Grand Paris Express : mode d'emploi pour fabriquer un tunnelier

Reportage à Schwanau, en Allemagne, dans l’usine qui produit 19 des 21 tunneliers du Grand Paris Express.
César Armand
Chez Herrenknecht AG, on fabrique ce tunnelier de 100 mètres de long et d’environ 10 mètres de diamètre au cœur d’un site de 24 hectares.
Chez Herrenknecht AG, on fabrique ce tunnelier de 100 mètres de long et d’environ 10 mètres de diamètre au cœur d’un site de 24 hectares. (Crédits : Sipa)

Avant de creuser les sous-sols franciliens pour la Société du Grand Paris (SGP), les tunneliers du Grand Paris Express sont fabriqués en Allemagne. Ce n'est pas bien loin : il faut prendre le TGV jusqu'à Strasbourg, puis la voiture pendant trente minutes, et vous voici à Schwanau chez Herrenknecht AG, la dernière entreprise à fabriquer des tunneliers en Europe. Sur place, impossible de rater la machine.

Au cœur du site de 24 hectares trône un cylindre de 100 mètres de long et d'environ 10 mètres de diamètre. Outre la roue de coupe, équipée de couteaux et de racleurs qui découperont le sol, le tunnelier comporte, pour sa partie visible, un tapis roulant qui évacue les déblais vers l'arrière ainsi que des anneaux en béton - des voussoirs - posés au fur et à mesure pour former la voûte du tunnel. L'ensemble pèse près de 1.500 tonnes et coûte près de 20 millions d'euros.

Le fabricant garantit en effet une disponibilité de la machine supérieure à 95%, voire à 98%, du temps, car un arrêt coûte à l'entreprise de BTP entre 80.000 et 100.000 euros par jour. Soit les équipes de Bouygues, Eiffage, NGE et Vinci sont formées à l'entretien et à la maintenance par le personnel allemand, soit ce dernier leur fournit un soutien en ingénierie dans la soudure et le montage d'éléments.

Fonctionnement rodé

Alors que le président du directoire de la SGP appuie sur un bouton rouge comme l'aurait fait un enfant devant un jouet grandeur nature, la roue commence à se mouvoir. « Comme disait Galilée, "Et pourtant, elle tourne!"  », s'amuse Thierry Dallard.

À la vitesse de deux tours par minute, le tunnelier pose à 10 à 12 anneaux par jour. Autrement dit, il avance de 20 à 24 mètres quotidiennement... « quand tout va bien », précise Guy Lechantre, gérant France de la société allemande. Les 13 moteurs de la roue de coupe, dont la puissance de 4,5 MWh est générée par des vérins hydrauliques, permettent, via un système d'injection embarqué, d'envoyer de la mousse et de l'eau pour malaxer le terrain, d'empêcher tout tassement et de progresser en excavant la terre. Dans un hangar voisin, des ouvriers s'attellent justement à la fabrication de la roue avec de l'acier, des plaques faciles à souder et des matériaux extrêmement résistants à l'usure du fait de leur frottement permanent au terrain. Herrenknecht en réalise seulement la moitié, confiant le reste à des sous-traitants.

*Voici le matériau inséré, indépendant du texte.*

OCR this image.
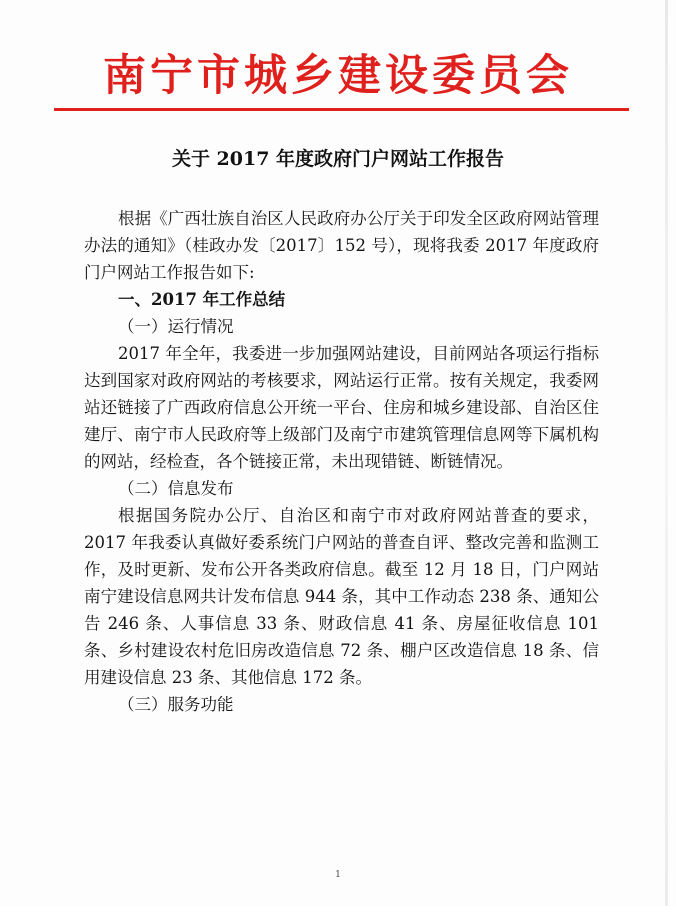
南宁市城乡建设委员会
关于 2017 年度政府门户网站工作报告

根据《广西壮族自治区人民政府办公厅关于印发全区政府网站管理办法的通知》（桂政办发〔2017〕152 号），现将我委 2017 年度政府门户网站工作报告如下:

一、2017 年工作总结

（一）运行情况

2017 年全年，我委进一步加强网站建设，目前网站各项运行指标达到国家对政府网站的考核要求，网站运行正常。按有关规定，我委网站还链接了广西政府信息公开统一平台、住房和城乡建设部、自治区住建厅、南宁市人民政府等上级部门及南宁市建筑管理信息网等下属机构的网站，经检查，各个链接正常，未出现错链、断链情况。

（二）信息发布

根据国务院办公厅、自治区和南宁市对政府网站普查的要求，2017 年我委认真做好委系统门户网站的普查自评、整改完善和监测工作，及时更新、发布公开各类政府信息。截至 12 月 18 日，门户网站南宁建设信息网共计发布信息 944 条，其中工作动态 238 条、通知公告 246 条、人事信息 33 条、财政信息 41 条、房屋征收信息 101 条、乡村建设农村危旧房改造信息 72 条、棚户区改造信息 18 条、信用建设信息 23 条、其他信息 172 条。

（三）服务功能

1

Derrière cette roue de coupe se trouve la chambre d'excavation, où s'accumulent les morceaux découpés. En cas de problème, par exemple s'il faut changer une molette, le pilote peut quitter son poste et y accéder. Il faut toutefois qu'il passe par un sas de décompression, qui permet une transition atmosphérique entre les deux pièces sans s'astreindre à revêtir un scaphandre. Dans la cabine de pilotage se trouvent six écrans de contrôle. Au moindre problème - manque d'eau pour refroidir la machine, défaut de lubrification et/ou insuffisance de graisse pour la faire progresser -, le pilote est instantanément informé par une alarme.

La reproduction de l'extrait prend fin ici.